I made my way over to the balcony, where the music grew louder and intensified. As I pushed my sheer white curtain aside, a small group of young people amongst the sea of students below my room looked up and called out to me in spanish. My puzzled look must have intrigued them because the next words uttered were in broken english in their gorgeous, thick accents. It was an invitation, unmistakable and frightening.
How could I leave the safe sanctuary of my spanish apartment and go to a street party with a bunch of perfect spanish strangers?
I smiled nervously and shook my head, a few of the group had already turned away but one young couple stayed for a few moments before joining the rest of their friends. I backed away from the window and looked at the sorry state of my holiday. Here I was, alone and depressed eating a stupid baguette that didn't even have any oil or butter on it in a room by myself. I tossed the drab, dry baguette into the bin in frustration, brushed some of the crumbs from my bed, tied my hair back and washed my face in the little porcelain wash basin.
I then wandered down to the little convenience store next my hotel's entrance and bought a bottle of sangria. I felt the cool eyes of the shopkeeper on me as I fumbled around for a couple of euros, before hastily retreating back to the safety of my private room where I decided to drink directly from the bottle.
Halfway through my sweet sangria I started to relax. I loosened my hair, slipped on a pretty singlet that my mother had given me and slid into a pair of shorts. A few more glugs and I was really getting into a Spanish drama on my fuzzy TV by making up my own dialogue in English. Thoroughly entertained with my cleverness at humorous scriptwriting I continued to drink until my bottle was empty.
I brushed my teeth, smeared on some lipgloss and sat at the end of my bed, looking out the window as the sky outside darkened.
Feeling the familiar depressed girl creeping back into my thoughts, I made a spontaneous decision to join the party.
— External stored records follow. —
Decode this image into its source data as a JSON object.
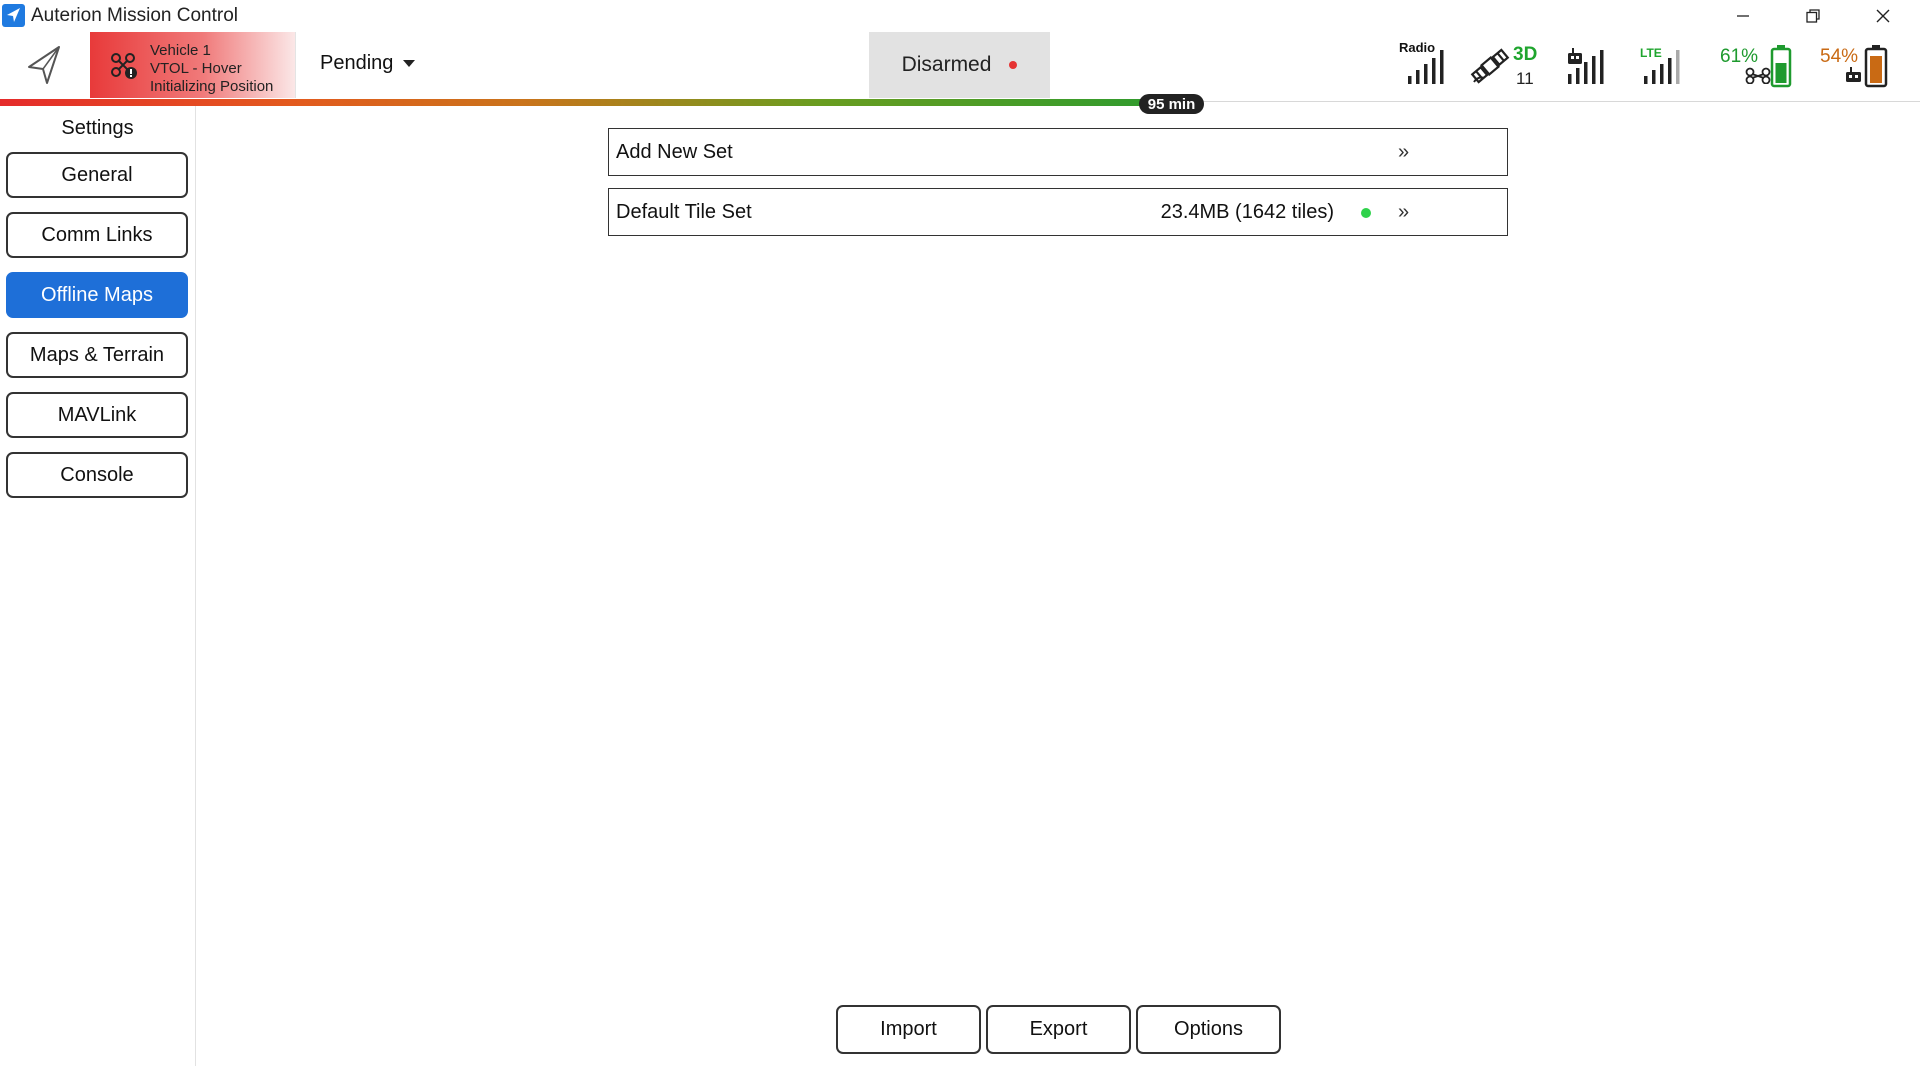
{
  "window": {
    "title": "Auterion Mission Control"
  },
  "vehicle": {
    "name": "Vehicle 1",
    "mode": "VTOL - Hover",
    "status": "Initializing Position"
  },
  "flight_mode": "Pending",
  "arm_state": "Disarmed",
  "flight_time_remaining": "95 min",
  "indicators": {
    "radio_label": "Radio",
    "gps_fix": "3D",
    "gps_satellites": "11",
    "lte_label": "LTE",
    "vehicle_battery": "61%",
    "controller_battery": "54%"
  },
  "colors": {
    "accent": "#1e6fd8",
    "vehicle_panel_red": "#e83a3a",
    "gps_green": "#1fa52e",
    "battery_green": "#1e9a2e",
    "battery_orange": "#c96a14",
    "status_green": "#2fd24b",
    "arm_dot_red": "#e53333"
  },
  "sidebar": {
    "title": "Settings",
    "items": [
      {
        "label": "General"
      },
      {
        "label": "Comm Links"
      },
      {
        "label": "Offline Maps",
        "active": true
      },
      {
        "label": "Maps & Terrain"
      },
      {
        "label": "MAVLink"
      },
      {
        "label": "Console"
      }
    ]
  },
  "tile_sets": [
    {
      "name": "Add New Set",
      "info": "",
      "arrow": "»"
    },
    {
      "name": "Default Tile Set",
      "info": "23.4MB (1642 tiles)",
      "arrow": "»",
      "status": "green"
    }
  ],
  "actions": {
    "import": "Import",
    "export": "Export",
    "options": "Options"
  }
}
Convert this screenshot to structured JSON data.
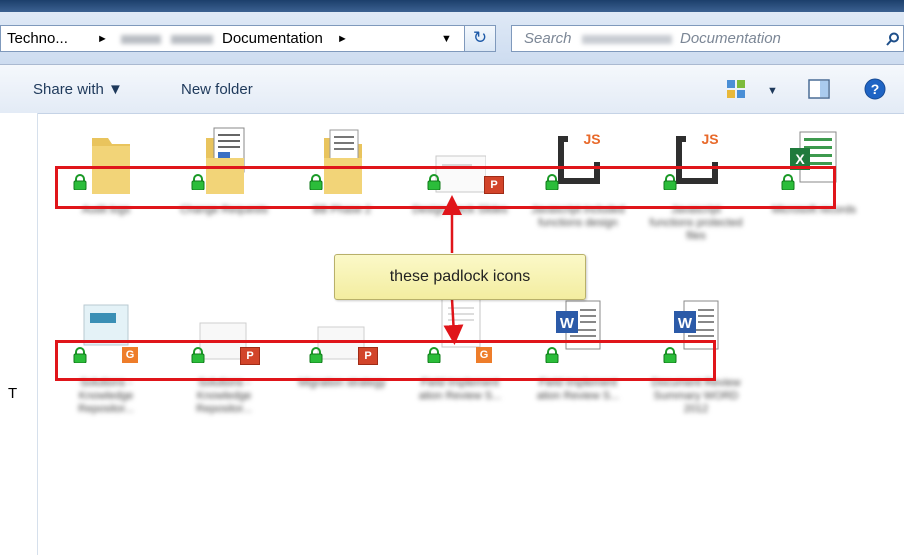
{
  "address": {
    "crumb1": "Techno...",
    "crumb3": "Documentation",
    "sep": "►",
    "dropdown": "▼",
    "refresh": "↻"
  },
  "search": {
    "placeholder": "Search",
    "suffix": "Documentation"
  },
  "toolbar": {
    "share_with": "Share with ▼",
    "new_folder": "New folder",
    "views": "▼",
    "help": "?"
  },
  "callout": {
    "text": "these padlock icons"
  },
  "left_letter": "T",
  "badges": {
    "ppt": "P",
    "gdoc": "G",
    "word": "W",
    "excel": "X",
    "js": "JS"
  },
  "files": [
    {
      "name": "Audit logs",
      "type": "folder"
    },
    {
      "name": "Change Requests",
      "type": "document-folder"
    },
    {
      "name": "BB Phase 2",
      "type": "folder-docs"
    },
    {
      "name": "Design Deck Slides",
      "type": "ppt"
    },
    {
      "name": "Javascript included functions design",
      "type": "js"
    },
    {
      "name": "Javascript functions protected files",
      "type": "js"
    },
    {
      "name": "Microsoft records",
      "type": "excel"
    },
    {
      "name": "Solutions - Knowledge Repositor...",
      "type": "gdoc-image"
    },
    {
      "name": "Solutions - Knowledge Repositor...",
      "type": "ppt"
    },
    {
      "name": "Migration strategy",
      "type": "ppt"
    },
    {
      "name": "Field Implement ation Review S...",
      "type": "gdoc"
    },
    {
      "name": "Field Implement ation Review S...",
      "type": "word"
    },
    {
      "name": "Document Review Summary WORD 2012",
      "type": "word"
    }
  ]
}
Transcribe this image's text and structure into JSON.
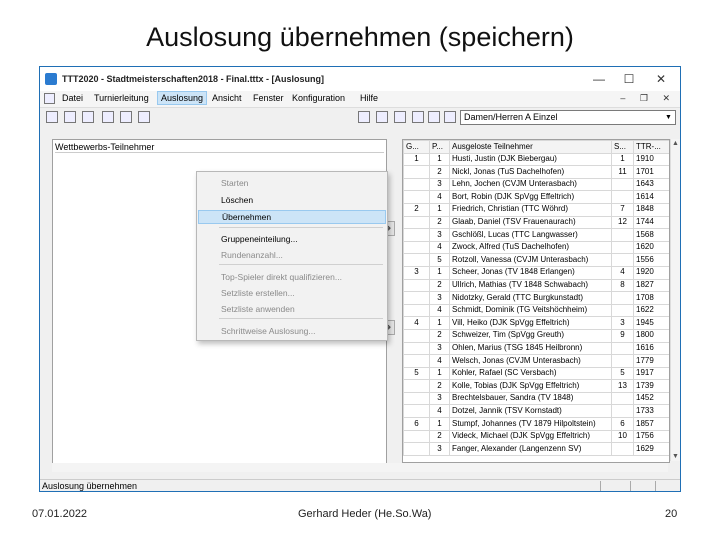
{
  "slide": {
    "title": "Auslosung übernehmen (speichern)",
    "footer_date": "07.01.2022",
    "footer_author": "Gerhard Heder (He.So.Wa)",
    "footer_page": "20"
  },
  "window": {
    "title": "TTT2020 - Stadtmeisterschaften2018 - Final.tttx - [Auslosung]",
    "minimize": "—",
    "maximize": "☐",
    "close": "✕"
  },
  "menu": {
    "items": [
      "Datei",
      "Turnierleitung",
      "Auslosung",
      "Ansicht",
      "Fenster",
      "Konfiguration",
      "Hilfe"
    ],
    "mdi_controls": "– ❐ ✕"
  },
  "toolbar": {
    "combo_value": "Damen/Herren A Einzel"
  },
  "left_panel": {
    "header": "Wettbewerbs-Teilnehmer"
  },
  "dropdown": {
    "items": [
      {
        "label": "Starten",
        "state": "disabled"
      },
      {
        "label": "Löschen",
        "state": "enabled"
      },
      {
        "label": "Übernehmen",
        "state": "selected"
      },
      {
        "label": "Gruppeneinteilung...",
        "state": "enabled"
      },
      {
        "label": "Rundenanzahl...",
        "state": "disabled"
      },
      {
        "label": "Top-Spieler direkt qualifizieren...",
        "state": "disabled"
      },
      {
        "label": "Setzliste erstellen...",
        "state": "disabled"
      },
      {
        "label": "Setzliste anwenden",
        "state": "disabled"
      },
      {
        "label": "Schrittweise Auslosung...",
        "state": "disabled"
      }
    ]
  },
  "grid": {
    "headers": [
      "G...",
      "P...",
      "Ausgeloste Teilnehmer",
      "S...",
      "TTR-..."
    ],
    "rows": [
      [
        "1",
        "1",
        "Husti, Justin (DJK Biebergau)",
        "1",
        "1910"
      ],
      [
        "",
        "2",
        "Nickl, Jonas (TuS Dachelhofen)",
        "11",
        "1701"
      ],
      [
        "",
        "3",
        "Lehn, Jochen (CVJM Unterasbach)",
        "",
        "1643"
      ],
      [
        "",
        "4",
        "Bort, Robin (DJK SpVgg Effeltrich)",
        "",
        "1614"
      ],
      [
        "2",
        "1",
        "Friedrich, Christian (TTC Wöhrd)",
        "7",
        "1848"
      ],
      [
        "",
        "2",
        "Glaab, Daniel (TSV Frauenaurach)",
        "12",
        "1744"
      ],
      [
        "",
        "3",
        "Gschlößl, Lucas (TTC Langwasser)",
        "",
        "1568"
      ],
      [
        "",
        "4",
        "Zwock, Alfred (TuS Dachelhofen)",
        "",
        "1620"
      ],
      [
        "",
        "5",
        "Rotzoll, Vanessa (CVJM Unterasbach)",
        "",
        "1556"
      ],
      [
        "3",
        "1",
        "Scheer, Jonas (TV 1848 Erlangen)",
        "4",
        "1920"
      ],
      [
        "",
        "2",
        "Ullrich, Mathias (TV 1848 Schwabach)",
        "8",
        "1827"
      ],
      [
        "",
        "3",
        "Nidotzky, Gerald (TTC Burgkunstadt)",
        "",
        "1708"
      ],
      [
        "",
        "4",
        "Schmidt, Dominik (TG Veitshöchheim)",
        "",
        "1622"
      ],
      [
        "4",
        "1",
        "Vill, Heiko (DJK SpVgg Effeltrich)",
        "3",
        "1945"
      ],
      [
        "",
        "2",
        "Schweizer, Tim (SpVgg Greuth)",
        "9",
        "1800"
      ],
      [
        "",
        "3",
        "Ohlen, Marius (TSG 1845 Heilbronn)",
        "",
        "1616"
      ],
      [
        "",
        "4",
        "Welsch, Jonas (CVJM Unterasbach)",
        "",
        "1779"
      ],
      [
        "5",
        "1",
        "Kohler, Rafael (SC Versbach)",
        "5",
        "1917"
      ],
      [
        "",
        "2",
        "Kolle, Tobias (DJK SpVgg Effeltrich)",
        "13",
        "1739"
      ],
      [
        "",
        "3",
        "Brechtelsbauer, Sandra (TV 1848)",
        "",
        "1452"
      ],
      [
        "",
        "4",
        "Dotzel, Jannik (TSV Kornstadt)",
        "",
        "1733"
      ],
      [
        "6",
        "1",
        "Stumpf, Johannes (TV 1879 Hilpoltstein)",
        "6",
        "1857"
      ],
      [
        "",
        "2",
        "Videck, Michael (DJK SpVgg Effeltrich)",
        "10",
        "1756"
      ],
      [
        "",
        "3",
        "Fanger, Alexander (Langenzenn SV)",
        "",
        "1629"
      ]
    ]
  },
  "statusbar": {
    "text": "Auslosung übernehmen"
  }
}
Solo.
That was one of the best decisions of my life. It's embedded in my history, a distinct decision carved into my life story, a little faded with the passing years but there nonetheless.
Call it sangria-induced courage or desperation to be involved with fun, music, laughter and living. I can't be certain if it wasn't a little bit of both but I can be certain that amongst the twinkling festival lights, sensual strumming of spanish guitar and warm sandstone walls of the beautiful city that is Salamanca, I embarked on a new holiday. I was determined not to let Ex ruin what limited days I had left. I was determined to move forward, smiling and mean it.
By some spanish miracle I bumped into the couple that had called out to me earlier the same evening. We danced and laughed for hours and as the morning crept over us we parted ways with a genuine embrace as they reassured me, 'You're going to be ok Bella. This life is young, it's what you make it and you're in Spain!'
They were right. I was going to be ok and I am. I stopped searching for someone to share my life's experiences with and enjoyed myself. It was the best trip I have ever taken. I was truly present for the rest of it, involved in every decision and filled each day with as many activities and adventures as my tired feet could handle. It was a good thing too, because one day quite a few years later a stranger found me in a crowded bar where I was trying to get a job and introduced himself. Fast forward two years and we're married. He was worth the wait.
That morning after my night of dancing in the stone streets of Salamanca as I made my way back to my spanish room, I regained my independence and the sun seemed to glow a little brighter.